# 675 Cut Off Trees for Golf Event

## 675 Cut Off Trees for Golf Event

## 1. Question

You are asked to cut off trees in a forest for a golf event. The forest is represented as a non-negative 2D map, in this map:

1. `0`represents the`obstacle`can't be reached.
2. `1`represents the`ground`can be walked through.
3. `The place with number bigger than 1`represents a`tree`

   can be walked through, and this positive number represents the tree's height.

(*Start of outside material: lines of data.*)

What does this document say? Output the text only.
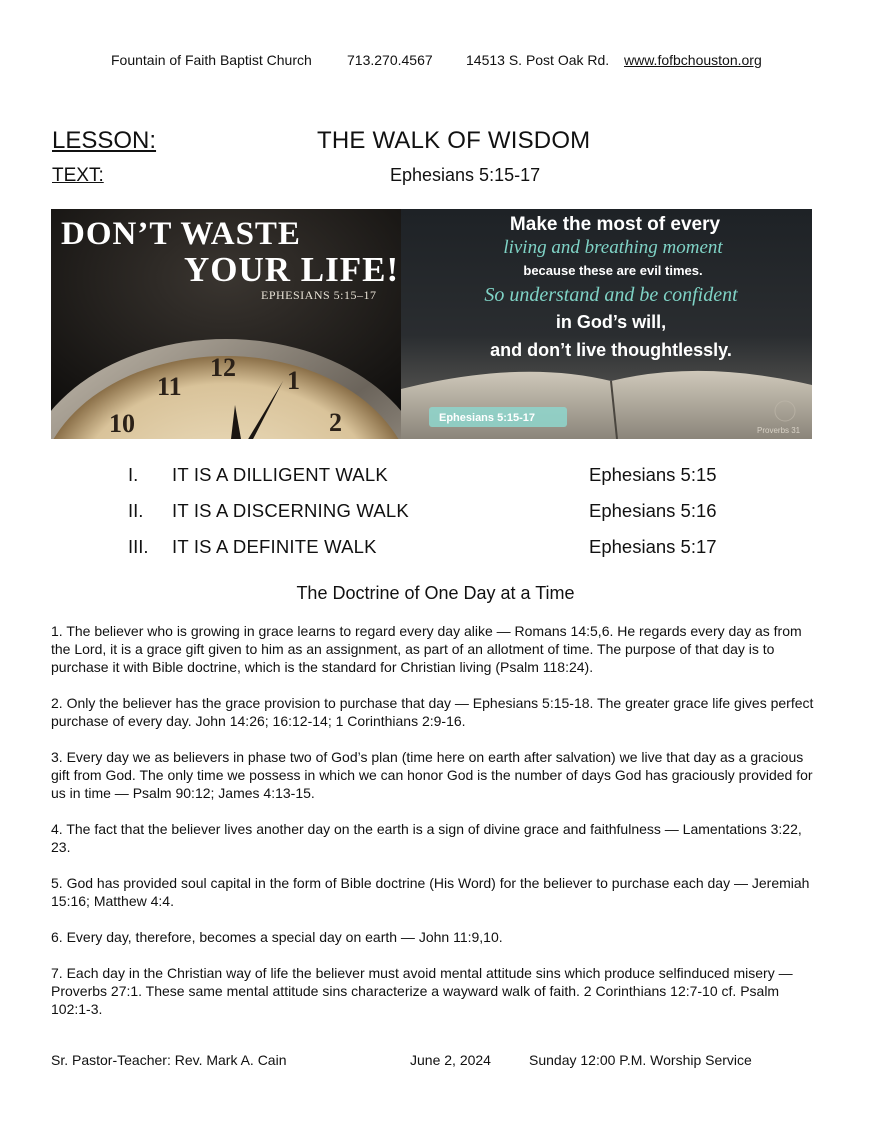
Fountain of Faith Baptist Church	713.270.4567 14513 S. Post Oak Rd. www.fofbchouston.org
LESSON:	THE WALK OF WISDOM
TEXT:	Ephesians 5:15-17
10
11
12 1
2
DON’T WASTE
YOUR LIFE!
EPHESIANS 5:15–17
Make the most of every
living and breathing moment
because these are evil times.
So understand and be confident
in God’s will,
and don’t live thoughtlessly.
Ephesians 5:15-17
Proverbs 31
I. IT IS A DILLIGENT WALK	Ephesians 5:15
II. IT IS A DISCERNING WALK	Ephesians 5:16
III. IT IS A DEFINITE WALK	Ephesians 5:17
The Doctrine of One Day at a Time

1. The believer who is growing in grace learns to regard every day alike — Romans 14:5,6. He regards every day as from the Lord, it is a grace gift given to him as an assignment, as part of an allotment of time. The purpose of that day is to purchase it with Bible doctrine, which is the standard for Christian living (Psalm 118:24).

2. Only the believer has the grace provision to purchase that day — Ephesians 5:15-18. The greater grace life gives perfect purchase of every day. John 14:26; 16:12-14; 1 Corinthians 2:9-16.

3. Every day we as believers in phase two of God’s plan (time here on earth after salvation) we live that day as a gracious gift from God. The only time we possess in which we can honor God is the number of days God has graciously provided for us in time — Psalm 90:12; James 4:13-15.

4. The fact that the believer lives another day on the earth is a sign of divine grace and faithfulness — Lamentations 3:22, 23.

5. God has provided soul capital in the form of Bible doctrine (His Word) for the believer to purchase each day — Jeremiah 15:16; Matthew 4:4.

6. Every day, therefore, becomes a special day on earth — John 11:9,10.

7. Each day in the Christian way of life the believer must avoid mental attitude sins which produce selfinduced misery — Proverbs 27:1. These same mental attitude sins characterize a wayward walk of faith. 2 Corinthians 12:7-10 cf. Psalm 102:1-3.

Sr. Pastor-Teacher: Rev. Mark A. Cain	June 2, 2024	Sunday 12:00 P.M. Worship Service
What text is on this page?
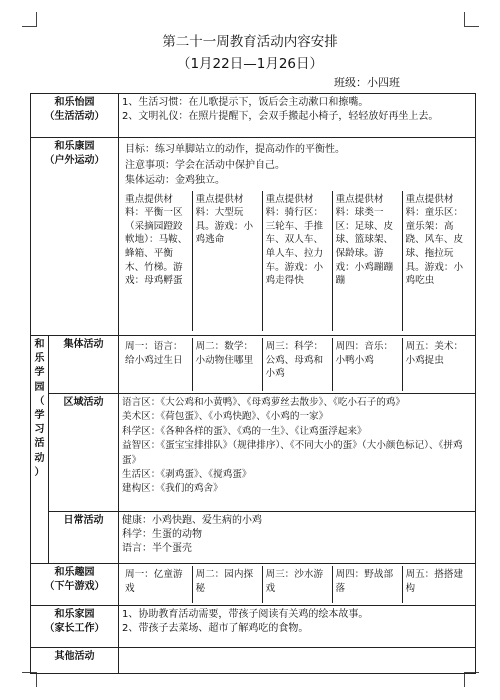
第二十一周教育活动内容安排
（1月22日—1月26日）
班级：小四班
和乐怡园
（生活活动）

1、生活习惯：在儿歌提示下，饭后会主动漱口和擦嘴。
2、文明礼仪：在照片提醒下，会双手搬起小椅子，轻轻放好再坐上去。

和乐康园
（户外运动）

目标：练习单脚站立的动作，提高动作的平衡性。
注意事项：学会在活动中保护自己。
集体运动：金鸡独立。
重点提供材料：平衡一区（采摘园蹬跤軟地）：马鞍、蜂箱、平衡木、竹梯。游戏：母鸡孵蛋	重点提供材料：大型玩具。游戏：小鸡逃命	重点提供材料：骑行区：三轮车、手推车、双人车、单人车、拉力车。游戏：小鸡走得快	重点提供材料：球类一区：足球、皮球、篮球架、保龄球。游戏：小鸡蹦蹦蹦	重点提供材料：童乐区：童乐架：高跷、风车、皮球、拖拉玩具。游戏：小鸡吃虫

和
乐
学
园
（
学
习
活
动
）
	集体活动	周一：语言：给小鸡过生日	周二：数学：小动物住哪里	周三：科学：公鸡、母鸡和小鸡	周四：音乐：小鸭小鸡	周五：美术：小鸡捉虫

区域活动	语言区：《大公鸡和小黄鸭》、《母鸡萝丝去散步》、《吃小石子的鸡》
美术区：《荷包蛋》、《小鸡快跑》、《小鸡的一家》
科学区：《各种各样的蛋》、《鸡的一生》、《让鸡蛋浮起来》
益智区：《蛋宝宝排排队》（规律排序）、《不同大小的蛋》（大小颜色标记）、《拼鸡蛋》
生活区：《剥鸡蛋》、《搅鸡蛋》
建构区：《我们的鸡舍》

日常活动	健康：小鸡快跑、爱生病的小鸡
科学：生蛋的动物
语言：半个蛋壳

和乐趣园
（下午游戏）

周一：亿童游戏	周二：园内探秘	周三：沙水游戏	周四：野战部落	周五：搭搭建构

和乐家园
（家长工作）

1、协助教育活动需要，带孩子阅读有关鸡的绘本故事。
2、带孩子去菜场、超市了解鸡吃的食物。

其他活动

You are asked to cut off **all** the trees in this forest in the order of tree's height - always cut off the tree with lowest height first. And after cutting, the original place has the tree will become a grass (value 1).

You will start from the point (0, 0) and you should output the minimum steps **you need to walk** to cut off all the trees. If you can't cut off all the trees, output -1 in that situation.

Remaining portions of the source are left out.